• L'Infinite, la rose dans l'assiette

    Le restaurant italien L'Infinite se veut romantique, mais en dépit d'une cuisine impeccable, il y a encore un peu de boulot niveau ambiance. Ou peut-être était-ce dû au fait que j'étais accompagné d'un ami et non de ma douce...

    En cette pluvieuse soirée, Nicolas et moi-même nous retrouvons devant le restaurant, trempés jusqu'à l'estomac. Une fois à l'intérieur (du restaurant, pas de l'estomac), je suis d'abord frappé par la déco : cuivre au plafond, briques au mur, vieux comptoir abîmé et affiches Vogue partout... Sympa, mais on repassera pour le romantisme.

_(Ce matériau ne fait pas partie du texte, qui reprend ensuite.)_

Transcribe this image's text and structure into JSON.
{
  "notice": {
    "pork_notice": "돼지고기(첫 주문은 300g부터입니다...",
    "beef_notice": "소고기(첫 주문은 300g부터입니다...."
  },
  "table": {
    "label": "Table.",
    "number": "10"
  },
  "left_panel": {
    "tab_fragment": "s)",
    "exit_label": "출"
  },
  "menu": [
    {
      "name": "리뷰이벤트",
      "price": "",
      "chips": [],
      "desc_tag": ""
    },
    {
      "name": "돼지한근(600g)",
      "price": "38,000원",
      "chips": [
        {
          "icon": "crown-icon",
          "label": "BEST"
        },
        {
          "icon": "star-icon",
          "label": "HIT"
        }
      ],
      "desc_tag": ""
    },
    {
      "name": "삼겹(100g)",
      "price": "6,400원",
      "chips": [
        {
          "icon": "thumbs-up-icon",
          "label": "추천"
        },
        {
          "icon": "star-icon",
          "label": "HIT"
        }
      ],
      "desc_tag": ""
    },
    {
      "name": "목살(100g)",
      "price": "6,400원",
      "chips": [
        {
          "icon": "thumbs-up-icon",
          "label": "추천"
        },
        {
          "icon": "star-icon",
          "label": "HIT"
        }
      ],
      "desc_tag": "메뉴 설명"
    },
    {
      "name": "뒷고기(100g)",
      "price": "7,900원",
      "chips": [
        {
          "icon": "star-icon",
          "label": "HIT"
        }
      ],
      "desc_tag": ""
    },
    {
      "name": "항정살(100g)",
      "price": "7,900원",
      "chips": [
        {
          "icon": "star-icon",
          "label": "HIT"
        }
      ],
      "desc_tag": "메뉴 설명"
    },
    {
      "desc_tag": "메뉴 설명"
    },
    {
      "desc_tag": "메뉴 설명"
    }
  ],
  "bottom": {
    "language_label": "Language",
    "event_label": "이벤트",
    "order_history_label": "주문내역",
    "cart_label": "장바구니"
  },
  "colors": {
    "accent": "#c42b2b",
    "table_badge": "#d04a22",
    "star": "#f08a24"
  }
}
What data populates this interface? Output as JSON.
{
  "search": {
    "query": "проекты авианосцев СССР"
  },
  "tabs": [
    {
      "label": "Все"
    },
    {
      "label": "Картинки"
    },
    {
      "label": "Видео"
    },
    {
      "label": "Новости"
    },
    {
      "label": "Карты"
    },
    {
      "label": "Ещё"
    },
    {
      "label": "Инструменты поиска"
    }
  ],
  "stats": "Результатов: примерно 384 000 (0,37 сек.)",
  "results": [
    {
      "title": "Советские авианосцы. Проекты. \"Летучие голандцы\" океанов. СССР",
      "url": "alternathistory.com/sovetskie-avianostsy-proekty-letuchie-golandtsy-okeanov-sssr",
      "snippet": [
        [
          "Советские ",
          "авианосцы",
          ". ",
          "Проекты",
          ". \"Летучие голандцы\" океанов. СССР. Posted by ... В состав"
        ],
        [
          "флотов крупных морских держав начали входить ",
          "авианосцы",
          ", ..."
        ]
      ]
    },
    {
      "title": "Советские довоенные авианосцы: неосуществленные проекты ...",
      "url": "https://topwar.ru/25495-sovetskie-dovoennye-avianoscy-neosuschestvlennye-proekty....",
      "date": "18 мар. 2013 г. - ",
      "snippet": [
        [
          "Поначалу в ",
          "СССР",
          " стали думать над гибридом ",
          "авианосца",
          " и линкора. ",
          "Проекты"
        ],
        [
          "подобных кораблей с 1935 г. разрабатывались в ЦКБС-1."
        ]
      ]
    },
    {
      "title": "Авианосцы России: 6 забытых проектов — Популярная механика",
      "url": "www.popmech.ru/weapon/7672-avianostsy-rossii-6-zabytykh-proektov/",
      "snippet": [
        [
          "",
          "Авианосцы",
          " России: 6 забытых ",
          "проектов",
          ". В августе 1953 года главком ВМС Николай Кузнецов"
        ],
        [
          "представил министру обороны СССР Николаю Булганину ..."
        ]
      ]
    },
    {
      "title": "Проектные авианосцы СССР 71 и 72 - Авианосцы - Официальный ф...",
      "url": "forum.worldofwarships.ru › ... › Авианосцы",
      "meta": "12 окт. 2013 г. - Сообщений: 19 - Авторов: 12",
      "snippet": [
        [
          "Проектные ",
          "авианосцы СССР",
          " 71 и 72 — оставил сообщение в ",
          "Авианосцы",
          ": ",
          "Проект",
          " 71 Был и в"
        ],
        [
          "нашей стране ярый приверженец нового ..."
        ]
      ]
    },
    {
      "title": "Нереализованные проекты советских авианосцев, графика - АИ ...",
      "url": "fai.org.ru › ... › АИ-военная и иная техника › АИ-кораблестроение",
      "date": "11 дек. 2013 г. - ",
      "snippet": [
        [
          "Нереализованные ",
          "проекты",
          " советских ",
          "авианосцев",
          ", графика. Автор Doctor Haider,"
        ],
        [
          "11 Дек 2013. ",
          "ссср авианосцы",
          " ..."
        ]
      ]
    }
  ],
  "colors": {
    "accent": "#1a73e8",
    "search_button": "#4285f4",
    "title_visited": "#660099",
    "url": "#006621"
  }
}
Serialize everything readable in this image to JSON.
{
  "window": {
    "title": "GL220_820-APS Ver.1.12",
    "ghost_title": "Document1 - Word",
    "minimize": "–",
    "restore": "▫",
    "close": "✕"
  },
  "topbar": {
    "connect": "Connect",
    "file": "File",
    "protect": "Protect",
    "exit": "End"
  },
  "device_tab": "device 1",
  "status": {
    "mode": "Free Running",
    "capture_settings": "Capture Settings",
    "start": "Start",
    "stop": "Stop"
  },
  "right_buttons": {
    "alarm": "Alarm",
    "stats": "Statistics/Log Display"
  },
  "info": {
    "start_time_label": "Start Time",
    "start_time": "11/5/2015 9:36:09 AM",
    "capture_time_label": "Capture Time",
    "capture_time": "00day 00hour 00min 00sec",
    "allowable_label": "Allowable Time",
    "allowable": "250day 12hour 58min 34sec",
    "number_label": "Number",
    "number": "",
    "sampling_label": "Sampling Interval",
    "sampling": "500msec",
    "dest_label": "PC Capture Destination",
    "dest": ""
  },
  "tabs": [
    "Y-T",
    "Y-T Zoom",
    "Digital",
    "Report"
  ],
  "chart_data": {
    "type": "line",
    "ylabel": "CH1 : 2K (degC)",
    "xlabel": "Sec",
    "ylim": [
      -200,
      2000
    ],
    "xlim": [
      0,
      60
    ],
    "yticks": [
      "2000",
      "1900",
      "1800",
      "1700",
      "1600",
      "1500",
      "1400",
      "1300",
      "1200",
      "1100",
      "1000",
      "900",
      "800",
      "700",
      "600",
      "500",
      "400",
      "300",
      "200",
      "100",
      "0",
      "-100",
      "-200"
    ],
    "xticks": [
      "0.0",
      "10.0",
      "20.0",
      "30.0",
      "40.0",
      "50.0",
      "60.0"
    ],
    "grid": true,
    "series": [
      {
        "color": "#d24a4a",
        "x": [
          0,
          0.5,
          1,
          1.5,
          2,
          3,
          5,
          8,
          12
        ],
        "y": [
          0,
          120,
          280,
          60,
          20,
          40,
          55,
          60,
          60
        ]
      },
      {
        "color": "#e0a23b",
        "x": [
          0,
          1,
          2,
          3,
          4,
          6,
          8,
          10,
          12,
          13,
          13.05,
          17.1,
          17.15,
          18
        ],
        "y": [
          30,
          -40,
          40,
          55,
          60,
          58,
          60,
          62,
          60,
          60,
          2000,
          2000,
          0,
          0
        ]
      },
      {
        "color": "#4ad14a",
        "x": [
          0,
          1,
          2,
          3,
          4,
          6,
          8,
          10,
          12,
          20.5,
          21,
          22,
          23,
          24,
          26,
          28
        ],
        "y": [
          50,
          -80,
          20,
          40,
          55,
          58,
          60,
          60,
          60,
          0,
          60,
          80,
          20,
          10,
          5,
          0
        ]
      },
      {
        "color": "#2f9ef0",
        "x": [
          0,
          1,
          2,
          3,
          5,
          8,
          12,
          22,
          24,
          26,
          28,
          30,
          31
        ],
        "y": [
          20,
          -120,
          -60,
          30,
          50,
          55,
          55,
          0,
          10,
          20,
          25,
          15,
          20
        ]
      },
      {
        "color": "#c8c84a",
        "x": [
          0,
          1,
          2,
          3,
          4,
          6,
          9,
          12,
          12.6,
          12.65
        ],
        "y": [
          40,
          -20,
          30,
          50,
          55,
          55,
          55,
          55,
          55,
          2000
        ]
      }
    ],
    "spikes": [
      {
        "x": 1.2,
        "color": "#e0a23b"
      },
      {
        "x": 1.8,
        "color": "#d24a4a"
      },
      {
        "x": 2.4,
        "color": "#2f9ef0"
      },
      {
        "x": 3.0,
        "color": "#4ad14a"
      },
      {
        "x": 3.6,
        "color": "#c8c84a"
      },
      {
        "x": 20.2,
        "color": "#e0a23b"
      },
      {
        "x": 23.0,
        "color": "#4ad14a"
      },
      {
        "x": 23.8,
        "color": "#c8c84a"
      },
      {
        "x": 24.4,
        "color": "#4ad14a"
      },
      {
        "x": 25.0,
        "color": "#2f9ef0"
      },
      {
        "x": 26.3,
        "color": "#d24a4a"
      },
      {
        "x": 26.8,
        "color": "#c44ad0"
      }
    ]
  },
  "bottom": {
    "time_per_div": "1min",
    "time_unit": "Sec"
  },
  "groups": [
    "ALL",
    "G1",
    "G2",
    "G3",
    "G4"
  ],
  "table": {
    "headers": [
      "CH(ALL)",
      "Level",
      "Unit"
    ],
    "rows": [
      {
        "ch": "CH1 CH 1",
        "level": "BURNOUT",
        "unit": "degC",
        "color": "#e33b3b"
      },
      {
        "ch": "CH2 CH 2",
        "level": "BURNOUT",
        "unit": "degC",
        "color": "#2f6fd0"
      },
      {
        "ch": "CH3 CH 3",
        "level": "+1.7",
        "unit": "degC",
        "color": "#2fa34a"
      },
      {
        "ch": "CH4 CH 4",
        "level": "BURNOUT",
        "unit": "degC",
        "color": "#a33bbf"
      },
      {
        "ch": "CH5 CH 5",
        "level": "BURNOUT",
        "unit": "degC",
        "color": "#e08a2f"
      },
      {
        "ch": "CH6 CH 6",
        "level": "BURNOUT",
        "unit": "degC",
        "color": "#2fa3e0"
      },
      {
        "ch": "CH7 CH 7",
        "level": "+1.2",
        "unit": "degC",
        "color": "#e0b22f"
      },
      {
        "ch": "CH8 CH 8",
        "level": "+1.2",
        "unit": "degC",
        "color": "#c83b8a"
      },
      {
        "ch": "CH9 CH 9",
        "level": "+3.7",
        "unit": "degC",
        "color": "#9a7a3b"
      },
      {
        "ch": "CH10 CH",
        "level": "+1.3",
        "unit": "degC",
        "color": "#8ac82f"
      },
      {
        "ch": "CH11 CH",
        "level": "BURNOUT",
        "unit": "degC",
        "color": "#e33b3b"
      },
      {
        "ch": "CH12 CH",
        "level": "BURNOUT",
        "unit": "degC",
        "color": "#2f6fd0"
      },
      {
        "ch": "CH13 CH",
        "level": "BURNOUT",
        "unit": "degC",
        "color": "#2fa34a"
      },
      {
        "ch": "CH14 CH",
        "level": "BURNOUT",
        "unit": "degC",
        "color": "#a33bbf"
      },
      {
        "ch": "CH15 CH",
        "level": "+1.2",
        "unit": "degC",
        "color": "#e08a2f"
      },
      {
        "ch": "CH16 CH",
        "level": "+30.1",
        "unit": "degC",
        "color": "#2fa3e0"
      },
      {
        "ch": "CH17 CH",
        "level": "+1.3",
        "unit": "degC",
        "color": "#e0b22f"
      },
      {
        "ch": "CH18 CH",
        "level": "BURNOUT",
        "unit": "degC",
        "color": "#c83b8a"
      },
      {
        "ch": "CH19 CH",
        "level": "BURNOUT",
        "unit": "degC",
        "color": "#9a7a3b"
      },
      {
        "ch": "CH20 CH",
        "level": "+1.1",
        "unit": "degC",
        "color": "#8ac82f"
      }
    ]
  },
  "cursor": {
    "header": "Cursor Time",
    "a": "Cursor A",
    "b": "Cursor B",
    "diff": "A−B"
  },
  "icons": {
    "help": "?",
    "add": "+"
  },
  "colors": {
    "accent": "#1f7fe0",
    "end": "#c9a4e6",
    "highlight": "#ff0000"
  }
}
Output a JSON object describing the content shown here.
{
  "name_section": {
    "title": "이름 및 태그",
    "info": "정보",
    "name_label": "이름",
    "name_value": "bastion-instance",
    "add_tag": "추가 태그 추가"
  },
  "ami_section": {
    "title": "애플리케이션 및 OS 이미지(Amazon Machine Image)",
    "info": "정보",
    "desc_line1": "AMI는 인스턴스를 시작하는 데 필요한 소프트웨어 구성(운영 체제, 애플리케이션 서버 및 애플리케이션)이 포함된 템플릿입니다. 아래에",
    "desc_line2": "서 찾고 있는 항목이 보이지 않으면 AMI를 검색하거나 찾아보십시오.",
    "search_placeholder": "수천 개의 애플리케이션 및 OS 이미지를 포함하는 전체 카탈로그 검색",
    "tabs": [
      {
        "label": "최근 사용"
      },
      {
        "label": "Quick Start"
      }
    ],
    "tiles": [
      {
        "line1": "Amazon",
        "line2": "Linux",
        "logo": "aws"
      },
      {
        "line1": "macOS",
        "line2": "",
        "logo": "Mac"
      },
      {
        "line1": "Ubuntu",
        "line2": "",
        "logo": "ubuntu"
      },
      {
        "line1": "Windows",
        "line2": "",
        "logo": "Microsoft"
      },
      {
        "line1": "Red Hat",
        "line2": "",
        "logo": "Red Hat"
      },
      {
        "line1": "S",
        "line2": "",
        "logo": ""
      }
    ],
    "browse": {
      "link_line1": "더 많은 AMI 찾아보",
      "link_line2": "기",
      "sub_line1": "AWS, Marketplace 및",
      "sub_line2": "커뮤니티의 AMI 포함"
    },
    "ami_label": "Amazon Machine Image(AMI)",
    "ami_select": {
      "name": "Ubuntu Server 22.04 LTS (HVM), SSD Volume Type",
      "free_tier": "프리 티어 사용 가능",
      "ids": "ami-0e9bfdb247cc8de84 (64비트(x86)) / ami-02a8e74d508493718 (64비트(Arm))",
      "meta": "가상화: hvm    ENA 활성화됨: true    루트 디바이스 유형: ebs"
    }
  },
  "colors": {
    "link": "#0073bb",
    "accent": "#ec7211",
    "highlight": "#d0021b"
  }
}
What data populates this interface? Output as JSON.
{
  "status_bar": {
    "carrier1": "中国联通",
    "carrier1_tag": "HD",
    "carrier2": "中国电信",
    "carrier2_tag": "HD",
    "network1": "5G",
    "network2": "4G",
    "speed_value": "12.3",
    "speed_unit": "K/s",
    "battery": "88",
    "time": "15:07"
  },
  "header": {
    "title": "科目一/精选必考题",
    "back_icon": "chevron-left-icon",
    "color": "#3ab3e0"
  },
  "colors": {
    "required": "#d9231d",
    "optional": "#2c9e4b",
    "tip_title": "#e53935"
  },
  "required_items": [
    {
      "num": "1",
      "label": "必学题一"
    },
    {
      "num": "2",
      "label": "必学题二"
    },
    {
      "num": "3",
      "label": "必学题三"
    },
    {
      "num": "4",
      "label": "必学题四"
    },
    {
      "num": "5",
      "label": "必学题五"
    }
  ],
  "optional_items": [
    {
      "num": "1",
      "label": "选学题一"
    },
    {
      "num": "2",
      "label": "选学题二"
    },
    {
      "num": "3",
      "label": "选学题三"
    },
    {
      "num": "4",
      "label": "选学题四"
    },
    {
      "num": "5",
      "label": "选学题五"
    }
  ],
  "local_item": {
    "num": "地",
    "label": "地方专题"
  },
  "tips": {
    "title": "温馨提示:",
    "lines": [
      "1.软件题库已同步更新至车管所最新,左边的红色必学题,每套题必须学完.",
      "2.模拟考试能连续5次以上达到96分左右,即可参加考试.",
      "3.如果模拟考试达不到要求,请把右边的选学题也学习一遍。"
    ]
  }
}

Le petit fond de musique jazzy aurait pu jouer, s'il n'était pas suivi par un morceau de R'n'B de temps à autres. Vite, à table ! Histoire de passer à autre chose...

    On commence avec un petit cocktail, histoire de réchauffer les chiens mouillés que nous sommes. Nicolas ne prend pas de risques avec un mojito (8 €). Pour ma part, je suis très tenté par le Maquis (8,5 €) : vodka, basilic, ananas, pomme, citron vert, sucre de canne. Grand bien m'en prit ! La vodka et le sucre s'enveloppent l'un l'autre, les fruits chatouillent mon palais en ronronnant, ça va déjà mieux.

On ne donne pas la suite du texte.